3) Get Batman and Superman to fight. Ok this seems like something he decided to do only AFTER the World's Greatest Detective stole Kryptonite from him and left behind a Batarang as a clue...because why? Ok, Batman's an idiot in this movie, but we're talking about Lex here.
This is where it gets really confusing. So Lex rigs Scoot's wheelchair with explosives, then goes back in time and steals his paychecks, and scrawls notes to Bruce Wayne on them hoping he'd see them, but not until after he'd stolen the Kryptonite. Wait...what? Yes, Lex admits to Superman that he was the one who had written those notes on Scoot's rejected checks. Now perhaps we're meant to think that Lex had stolen the checks over the course of the past 18 months, kept them, and then decided to send them back with the notes scrawled on them to piss Batman off after he stole the Kryptonite. That actually answers Bruce's question of "Why am I just seeing these now?" BUT WHY DID LEX STEAL THE CHECKS IN THE FIRST PLACE?!?!
And then of course Lex is somehow counting on Superman not going over there and saying "Hey Bats, they've got an innocent woman held hostage. Can you give me a hand? Nevermind, I've got X-Ray vision and superspeed. Have a good night."
4) Doomsday. I don't even know where to begin here, but let's try. Lex takes Zod's body to test that Kryptonite can hurt Superman, but then somehow learns that there's a handprint console and that if he takes Zod's fingerprints he can access the ship. And the ship just blurts out that if you bleed human blood on a Kryptonian corpse and then take a bath with it you get a giant fire breathing ork. But all of this happens so fast - and not just in the 2.5 hours of the movie, but in the actual timeline of the movie, that...Christ, movie. Maybe if this was the only component of Lex's plan it would have made more sense.
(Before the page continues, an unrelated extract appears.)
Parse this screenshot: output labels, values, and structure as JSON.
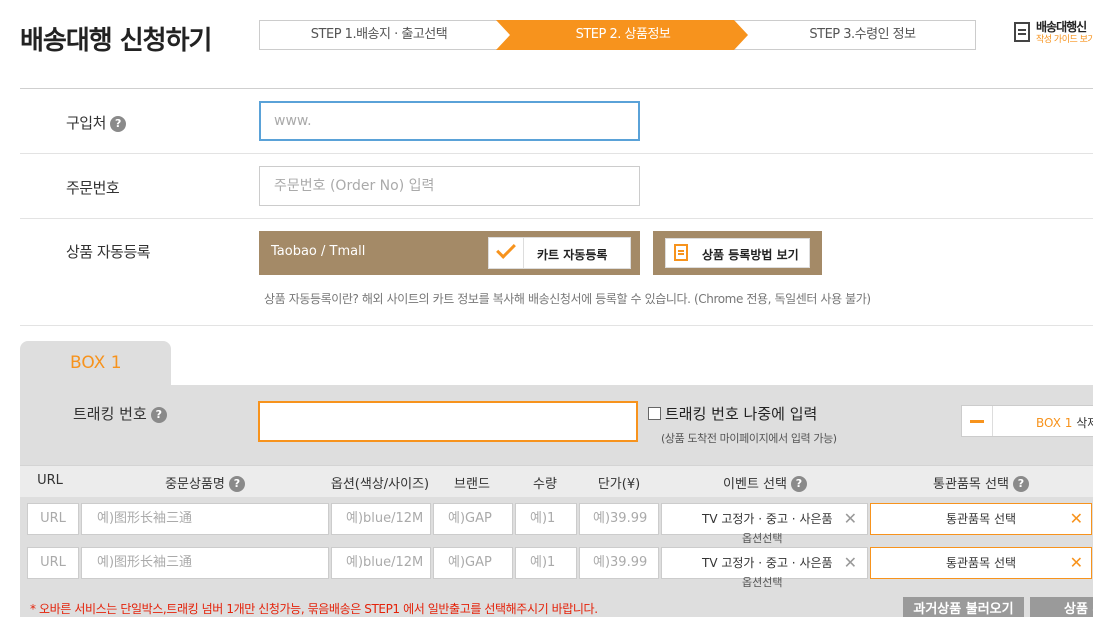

Overall, the problem with Lex is the same problem Zod had in Man of Steel - none of his motivations or actions make any sense whatsoever. Lex's
only role in the film is to move the plot along. But he doesn't actually have any reason to be there within the construct of the movie. The movie would actually have worked a lot better if Lex and all his confusing subplots were simply removed entirely.
1) Why didn't Superman stop the bomber?
This wasn't one of my complaints about the film. It was a cool scene, even if it was completely unnecessary. If anything, my complaint isn't "why didn't Superman stop the bomber?", It's "Why didn't Security at the Capitol stop the bomber?" Seems pretty unrealistic that a guy could get a bomb that deep into the Capitol building. But this was a minor thing in a useless scene in the film, so whatever.
I suppose a related complaint could be "Why the heck did Superman leave after this?" Didn't he care who bombed the Capitol building? I'd think that would have annoyed him. Or someone. Anyone? Nobody really cared about that. It happened, and then was never brought up again.
Hopefully Josh has a sense of humor about all this and hope you all had fun reading! The one thing I'll say about both of Snyder's films - they're fun to talk about!